3. En second lieu, en vertu du 2° de l'article L. 5221-2 du code du travail, le ressortissant étranger qui souhaite exercer une activité salariée en France doit fournir, à l'appui de sa demande de titre de séjour, formée sur le fondement des dispositions du 1° de l'article L. 313-10 du code de l'entrée et du séjour des étrangers et du droit d'asile, désormais reprises à l'article L. 421-1 du même code, une autorisation de travail qui peut prendre la forme d'un visa apposé par l'autorité administrative compétente, c'est-à-dire par le préfet, sur son contrat de travail. L'article R. 5221-20 de ce code dispose que, pour accorder ou refuser une autorisation de travail sollicitée par un employeur aux fins de recrutement d'un ressortissant étranger, le préfet examine notamment la situation de l'emploi dans la profession et dans la zone géographique pour lesquelles la demande est formulée, compte tenu des spécificités requises pour le poste de travail considéré, ainsi que les recherches déjà accomplies par l'employeur auprès des organismes concourant au service public de l'emploi pour recruter un candidat déjà présent sur le marché du travail. En vertu du même texte, cette autorité tient aussi compte du respect par l'employeur ou l'entreprise d'accueil de la législation relative au travail et à la protection sociale.

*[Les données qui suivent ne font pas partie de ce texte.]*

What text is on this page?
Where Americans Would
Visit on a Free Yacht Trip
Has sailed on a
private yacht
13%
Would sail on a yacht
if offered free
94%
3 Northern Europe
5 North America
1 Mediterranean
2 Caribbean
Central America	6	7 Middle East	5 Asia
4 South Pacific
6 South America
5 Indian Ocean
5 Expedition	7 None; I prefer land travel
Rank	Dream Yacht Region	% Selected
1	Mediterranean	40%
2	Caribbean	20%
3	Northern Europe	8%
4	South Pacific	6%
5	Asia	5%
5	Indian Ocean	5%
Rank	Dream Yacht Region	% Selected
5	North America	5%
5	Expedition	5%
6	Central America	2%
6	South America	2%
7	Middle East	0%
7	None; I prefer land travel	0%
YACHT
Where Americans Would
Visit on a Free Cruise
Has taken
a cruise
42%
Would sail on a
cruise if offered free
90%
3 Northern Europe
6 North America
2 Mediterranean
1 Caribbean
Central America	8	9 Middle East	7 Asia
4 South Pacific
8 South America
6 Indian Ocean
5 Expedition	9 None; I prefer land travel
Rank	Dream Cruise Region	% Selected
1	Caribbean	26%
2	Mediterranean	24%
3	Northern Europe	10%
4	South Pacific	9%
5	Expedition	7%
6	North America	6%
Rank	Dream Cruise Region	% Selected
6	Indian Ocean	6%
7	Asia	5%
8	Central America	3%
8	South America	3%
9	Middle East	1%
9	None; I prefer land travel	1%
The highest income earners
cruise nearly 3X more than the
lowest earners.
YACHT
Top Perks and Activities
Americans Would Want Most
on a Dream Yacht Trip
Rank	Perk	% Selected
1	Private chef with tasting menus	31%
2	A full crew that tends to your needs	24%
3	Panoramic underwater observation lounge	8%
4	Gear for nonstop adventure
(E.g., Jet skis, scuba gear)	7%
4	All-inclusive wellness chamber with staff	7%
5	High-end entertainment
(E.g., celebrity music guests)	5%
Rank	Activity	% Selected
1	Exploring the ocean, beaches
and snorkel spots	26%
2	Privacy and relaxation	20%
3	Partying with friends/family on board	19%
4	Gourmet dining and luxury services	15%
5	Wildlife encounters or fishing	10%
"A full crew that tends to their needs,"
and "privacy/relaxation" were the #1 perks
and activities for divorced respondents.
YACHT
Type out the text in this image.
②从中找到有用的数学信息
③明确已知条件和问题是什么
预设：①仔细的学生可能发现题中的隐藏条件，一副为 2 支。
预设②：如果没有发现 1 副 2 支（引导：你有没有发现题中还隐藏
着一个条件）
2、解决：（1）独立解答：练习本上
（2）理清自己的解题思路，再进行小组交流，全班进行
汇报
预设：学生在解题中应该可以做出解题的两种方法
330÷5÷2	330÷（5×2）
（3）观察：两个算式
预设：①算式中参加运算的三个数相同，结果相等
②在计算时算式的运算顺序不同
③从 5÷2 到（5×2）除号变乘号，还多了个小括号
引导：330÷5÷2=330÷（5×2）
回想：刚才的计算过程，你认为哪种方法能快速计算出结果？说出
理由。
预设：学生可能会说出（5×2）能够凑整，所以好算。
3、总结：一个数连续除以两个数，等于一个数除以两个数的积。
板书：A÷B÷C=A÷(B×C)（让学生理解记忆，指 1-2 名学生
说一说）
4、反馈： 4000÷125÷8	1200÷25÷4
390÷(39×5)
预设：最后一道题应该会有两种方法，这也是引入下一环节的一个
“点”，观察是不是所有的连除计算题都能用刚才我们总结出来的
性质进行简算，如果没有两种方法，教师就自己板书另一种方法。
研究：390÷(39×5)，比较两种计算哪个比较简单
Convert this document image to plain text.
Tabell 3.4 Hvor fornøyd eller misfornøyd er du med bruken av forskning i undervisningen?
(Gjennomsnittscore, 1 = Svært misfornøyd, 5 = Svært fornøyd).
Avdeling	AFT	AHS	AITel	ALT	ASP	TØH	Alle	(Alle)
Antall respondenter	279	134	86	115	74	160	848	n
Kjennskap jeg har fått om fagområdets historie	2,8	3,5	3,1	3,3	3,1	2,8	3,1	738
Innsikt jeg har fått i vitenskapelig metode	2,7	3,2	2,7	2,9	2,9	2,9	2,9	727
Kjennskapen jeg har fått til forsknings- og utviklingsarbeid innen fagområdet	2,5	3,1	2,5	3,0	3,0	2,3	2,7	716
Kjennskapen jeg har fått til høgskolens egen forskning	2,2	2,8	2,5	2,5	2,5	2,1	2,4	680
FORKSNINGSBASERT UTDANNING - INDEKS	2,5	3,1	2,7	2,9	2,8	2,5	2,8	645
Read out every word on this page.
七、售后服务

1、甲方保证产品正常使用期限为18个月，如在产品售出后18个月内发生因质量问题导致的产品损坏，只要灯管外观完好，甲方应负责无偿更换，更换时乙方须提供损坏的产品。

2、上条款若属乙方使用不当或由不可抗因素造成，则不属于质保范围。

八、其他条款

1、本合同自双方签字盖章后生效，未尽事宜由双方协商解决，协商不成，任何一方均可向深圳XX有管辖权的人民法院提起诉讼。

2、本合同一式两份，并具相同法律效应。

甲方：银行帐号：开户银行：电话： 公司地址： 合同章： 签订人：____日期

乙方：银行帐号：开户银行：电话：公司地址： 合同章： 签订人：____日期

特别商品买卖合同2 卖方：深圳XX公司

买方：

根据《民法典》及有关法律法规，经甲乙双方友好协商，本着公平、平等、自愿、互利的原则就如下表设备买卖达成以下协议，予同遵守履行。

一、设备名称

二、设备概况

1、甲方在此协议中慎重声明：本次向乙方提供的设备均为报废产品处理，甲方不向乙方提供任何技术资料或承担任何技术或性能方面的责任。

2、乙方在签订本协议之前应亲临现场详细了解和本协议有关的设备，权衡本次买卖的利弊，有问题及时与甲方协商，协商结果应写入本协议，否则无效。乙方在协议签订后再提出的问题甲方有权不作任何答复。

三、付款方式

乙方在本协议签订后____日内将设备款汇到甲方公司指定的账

4. Il ressort des pièces du dossier que pour rejeter la demande des requérants, le préfet de l'Isère a considéré que, d'une part, l'employeur n'avait pas démontré une réelle recherche de candidats disponibles sur le marché du travail ni n'invoquait de motifs de refus convaincants des candidatures reçues et, d'autre part, M. A n'établissait pas disposer d'une qualification en adéquation avec les spécificités du poste. Si les requérants contestent ce second motif en produisant l'attestation d'un ancien employeur de M. A, il n'est, cependant, pas contesté que la SAS Italia carrelage maçonnerie a recruté ce dernier par contrat le 24 juin 2020, soit seulement 13 jours après le dépôt à Pôle emploi de l'offre de recrutement en cause et il n'est, par ailleurs, aucunement justifié du sérieux de la recherche, à la date de la décision attaquée, d'un candidat déjà présent sur le marché du travail. Or, il résulte de l'instruction que le préfet de l'Isère aurait pris la même décision s'il ne s'était fondé que sur ce dernier motif, justifiant à lui seul la décision attaquée. Dans ces conditions, le préfet de l'Isère était fondé à refuser aux requérants l'autorisation de travail sollicitée, de sorte que le moyen tiré de l'erreur d'appréciation ne peut qu'être écarté.

5. Il résulte de tout ce qui précède que les conclusions présentées par les requérants tendant à l'annulation du refus d'autorisation de travail qui leur a été opposé le 15 mars 2021 doivent être rejetées, ainsi que, par voie de conséquence, les conclusions aux fins d'injonction et d'astreinte.

Sur les conclusions tendant à l'application des dispositions de l'article L. 761-1 du code de justice administrative :

6. Les dispositions de l'article L. 761-1 du code de justice administrative font obstacle à ce que soit mise à la charge de l'Etat, qui n'est pas la partie perdante dans la présente instance, la somme que demandent les requérants au titre des frais exposés par eux et non compris dans les dépens.

D E C I D E :

Article 1er : La requête est rejetée.

Article 2 : Le présent jugement sera notifié à la SAS Italia carrelage maçonnerie, à M. B A et au préfet de l'Isère.

Délibéré après l'audience du 13 octobre 2023, à laquelle siégeaient :

M. L'Hôte, président,

M. Heintz, premier conseiller,

Mme Hunault, première conseillère.

Rendu public par mise à disposition au greffe le 27 octobre 2023.

La rapporteure,

K. HUNAULT

Le président,

V. L'HÔTELa greffière,

E. PROST

La République mande et ordonne au préfet de l'Isère en ce qui le concerne, ou à tous commissaires de justice, à ce requis en ce qui concerne les voies de droit commun, contre les parties privées, de pourvoir à l'exécution de la présente décision.